City officials toured Old City Hall last week with developers who represented more than a dozen firms from around Puget Sound in hopes that contractors and investors will see potential reuses of the 55,000-square-foot building in Tacoma’s downtown. Tacoma had bought the building for $4 million – when it was appraised for $1.6 million – from a private developer in 2015. Destination-pub developer McMenamins had eyes on it from the start, with visions of tying it into its $34 million renovation of the former Elks lodge into a hotel and entertainment venue right across the street. The lag in gathering investors for that project and renovation schedules of other properties, however, forced the Portland-based company to walk away from those plans. McMenamins’ Elks lodge is set to open in 2019.

The city then issued a call for development ideas that netted four offers, but the city passed on the less-than-straightforward plans to use the building as a tech, startup hub and a headquarters for a company that wants to build an elevator to the moon. That set the city-owned building back on the market and the current round of request for proposals from interested developers.
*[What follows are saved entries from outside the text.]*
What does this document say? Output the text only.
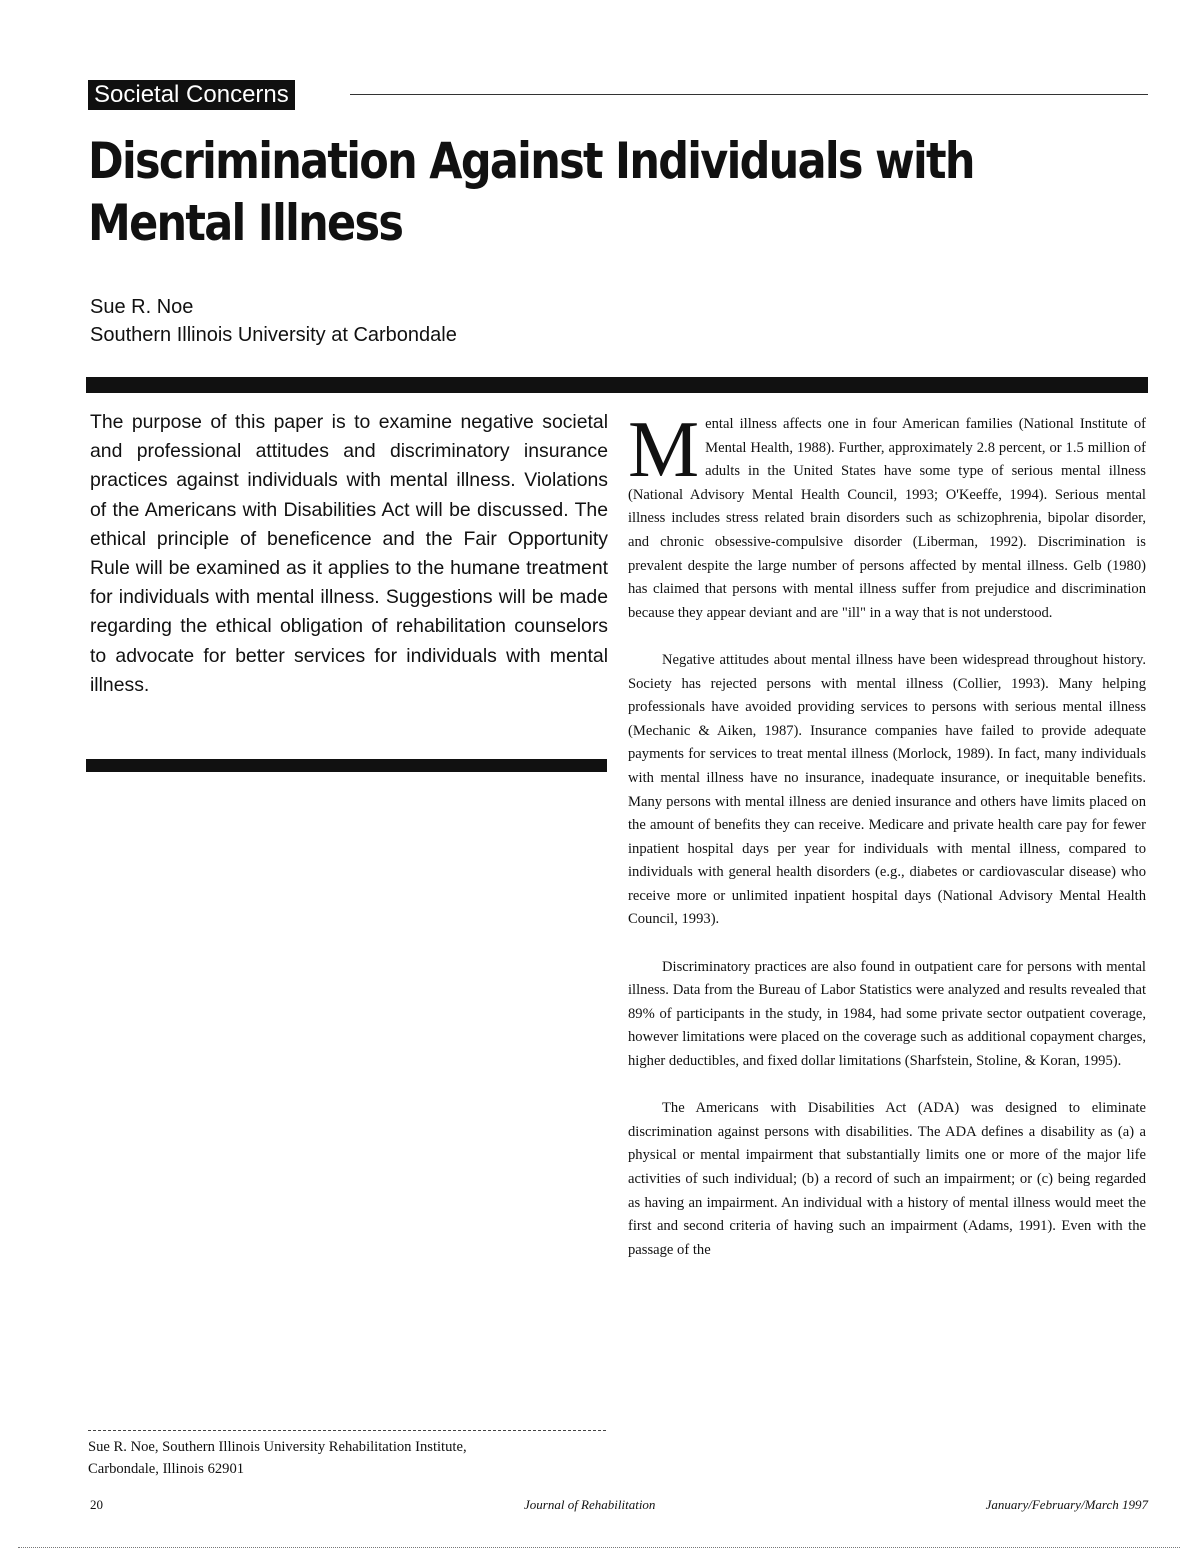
Societal Concerns
Discrimination Against Individuals with Mental Illness
Sue R. Noe
Southern Illinois University at Carbondale

The purpose of this paper is to examine negative societal and professional attitudes and discriminatory insurance practices against individuals with mental illness. Violations of the Americans with Disabilities Act will be discussed. The ethical principle of beneficence and the Fair Opportunity Rule will be examined as it applies to the humane treatment for individuals with mental illness. Suggestions will be made regarding the ethical obligation of rehabilitation counselors to advocate for better services for individuals with mental illness.

Mental illness affects one in four American families (National Institute of Mental Health, 1988). Further, approximately 2.8 percent, or 1.5 million of adults in the United States have some type of serious mental illness (National Advisory Mental Health Council, 1993; O'Keeffe, 1994). Serious mental illness includes stress related brain disorders such as schizophrenia, bipolar disorder, and chronic obsessive-compulsive disorder (Liberman, 1992). Discrimination is prevalent despite the large number of persons affected by mental illness. Gelb (1980) has claimed that persons with mental illness suffer from prejudice and discrimination because they appear deviant and are "ill" in a way that is not understood.

Negative attitudes about mental illness have been widespread throughout history. Society has rejected persons with mental illness (Collier, 1993). Many helping professionals have avoided providing services to persons with serious mental illness (Mechanic & Aiken, 1987). Insurance companies have failed to provide adequate payments for services to treat mental illness (Morlock, 1989). In fact, many individuals with mental illness have no insurance, inadequate insurance, or inequitable benefits. Many persons with mental illness are denied insurance and others have limits placed on the amount of benefits they can receive. Medicare and private health care pay for fewer inpatient hospital days per year for individuals with mental illness, compared to individuals with general health disorders (e.g., diabetes or cardiovascular disease) who receive more or unlimited inpatient hospital days (National Advisory Mental Health Council, 1993).

Discriminatory practices are also found in outpatient care for persons with mental illness. Data from the Bureau of Labor Statistics were analyzed and results revealed that 89% of participants in the study, in 1984, had some private sector outpatient coverage, however limitations were placed on the coverage such as additional copayment charges, higher deductibles, and fixed dollar limitations (Sharfstein, Stoline, & Koran, 1995).

The Americans with Disabilities Act (ADA) was designed to eliminate discrimination against persons with disabilities. The ADA defines a disability as (a) a physical or mental impairment that substantially limits one or more of the major life activities of such individual; (b) a record of such an impairment; or (c) being regarded as having an impairment. An individual with a history of mental illness would meet the first and second criteria of having such an impairment (Adams, 1991). Even with the passage of the

Sue R. Noe, Southern Illinois University Rehabilitation Institute,
Carbondale, Illinois 62901
20	Journal of Rehabilitation	January/February/March 1997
“There has been quite a lot of interest,” said Walkowiak.

Those proposals are due July 31. City staffers will then spend about a month reviewing the proposals before forwarding their recommendations to the City Council by the fall.

Any new owner of Old City Hall faces some expensive renovations to retrofit the unreinforced, brick-and-masonry building, even with its historical designations. But those costs could be offset with tax and redevelopment incentives. The building, for example, sits within the new federal opportunity zone that offers tax credits, and energy- or water-efficiency systems could trigger breaks through Tacoma Public Utilities.

Whatever the cost, any new owner would immediately own the most iconic building in the city at a time and a place when Tacoma’s downtown is booming with more than $1 billion in commercial and residential developments.

“This building is one I’ve been thinking about every day for a very long time,” said Tacoma’s Historic Preservation Officer Reuben McKnight. “It is one of our most important buildings.”

Old City Hall was built in 1893 to serve as the center of city government in the boom town that was fueled by international trade through its waterfront and the transcontinental railroad  tracks that brought people from the bustling cities of the East Coast and Midwest and sent locally milled lumber around the nation. The building’s clock was donated by Hugh Wallace on Christmas Day of 1904 to honor the death of their daughter. The building operated as Tacoma’s City Hall until city departments outgrew the floors and moved into the County-City Building in 1959. 

The five-story building sat vacant for a decade before it was converted into shops and restaurants. Plans came and went as the decades passed. The building has been vacant for the last 10 years. Times have changed, however, with the building now surrounded by historic buildings that have found new lives as hotels, apartments and offices, namely the Elks Lodge, the Union Club and the Winthrop.

“Tacoma continues to evolve at a dramatic pace, with more than $1 billion being invested into development projects in downtown alone,” said Mayor Victoria Woodards. “With Old City Hall, the City of Tacoma would like to consider proposals for projects that complement surrounding development downtown, foster even more vibrancy in the downtown core, and re-establish the building’s preeminence in Tacoma.”